Elementary Matrices and Invertibility

Overview

This lecture covers elementary matrices, their connection to row operations, invertibility criteria for square matrices, and an algorithm for finding a matrix inverse using row reduction.

Identity Matrix and Row Operations

• The identity matrix is a square matrix with ones on the diagonal and zeros elsewhere.
• Multiplying any matrix by the identity matrix returns the original matrix.
• Matrix multiplication is not commutative; the order of multiplication matters.
• Multiplying a matrix by another matrix with a changed row is equivalent to performing a row operation.

Elementary Matrices

• An elementary matrix is formed by performing a single row operation on the identity matrix.
• Row swapping, scaling a row, and adding multiples of one row to another correspond to specific elementary matrices.
• Each elementary matrix has an inverse that undoes the corresponding row operation.
• The inverse of a row swap is another swap; the inverse of scaling is dividing by the scaling factor; the inverse of a row addition is subtracting.

Invertibility of Square Matrices

• An n x n (square) matrix is invertible only if it can be row reduced to the identity matrix.
• "If and only if" statements require proving both directions: invertibility implies row-equivalence to identity, and vice versa.
• If a matrix is invertible, its reduced row echelon form is the identity matrix.
• If a matrix can be reduced to the identity using elementary row operations, it is invertible.

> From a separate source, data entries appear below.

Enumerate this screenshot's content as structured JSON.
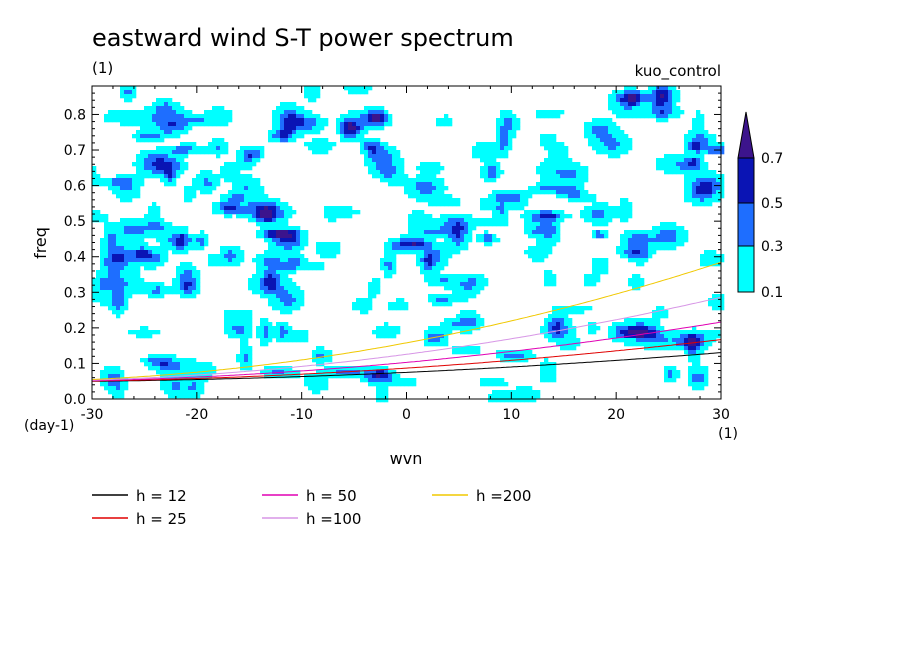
{
  "chart_data": {
    "type": "contour",
    "title": "eastward wind S-T power spectrum",
    "subtitle_left": "(1)",
    "subtitle_right": "kuo_control",
    "xlabel": "wvn",
    "ylabel": "freq",
    "x_unit": "(1)",
    "y_unit": "(day-1)",
    "xlim": [
      -30,
      30
    ],
    "ylim": [
      0,
      0.88
    ],
    "xticks": [
      "-30",
      "-20",
      "-10",
      "0",
      "10",
      "20",
      "30"
    ],
    "yticks": [
      "0.0",
      "0.1",
      "0.2",
      "0.3",
      "0.4",
      "0.5",
      "0.6",
      "0.7",
      "0.8"
    ],
    "colorbar": {
      "levels": [
        "0.1",
        "0.3",
        "0.5",
        "0.7"
      ],
      "colors": [
        "#00ffff",
        "#1e6eff",
        "#0a14b4",
        "#3c148c"
      ]
    },
    "dispersion_curves": [
      {
        "label": "h = 12",
        "h": 12,
        "color": "#000000"
      },
      {
        "label": "h = 25",
        "h": 25,
        "color": "#e00000"
      },
      {
        "label": "h = 50",
        "h": 50,
        "color": "#e000b4"
      },
      {
        "label": "h =100",
        "h": 100,
        "color": "#d796e6"
      },
      {
        "label": "h =200",
        "h": 200,
        "color": "#f0c800"
      }
    ]
  }
}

Algorithm for Finding an Inverse

• To find the inverse, augment the matrix with the identity matrix and perform row operations to turn the left side into the identity.
• Apply the same row operations to the right side; the right side then becomes the inverse matrix.
• Verify the result by multiplying the inverse by the original matrix to ensure it equals the identity matrix.

Key Terms & Definitions

• Identity Matrix — A square matrix with ones on the diagonal and zeros elsewhere.
• Elementary Matrix — A matrix obtained by applying one row operation to the identity matrix.
• Invertible Matrix — A square matrix that has a unique inverse, such that multiplying by its inverse yields the identity.
• Row-equivalent — Two matrices are row-equivalent if one can be transformed into the other using row operations.

Action Items / Next Steps

• Practice finding inverses using the row reduction algorithm.
• Show the dividing line between the matrix and identity when augmenting for inverse calculations.
• Review related textbook examples on elementary matrices and invertibility.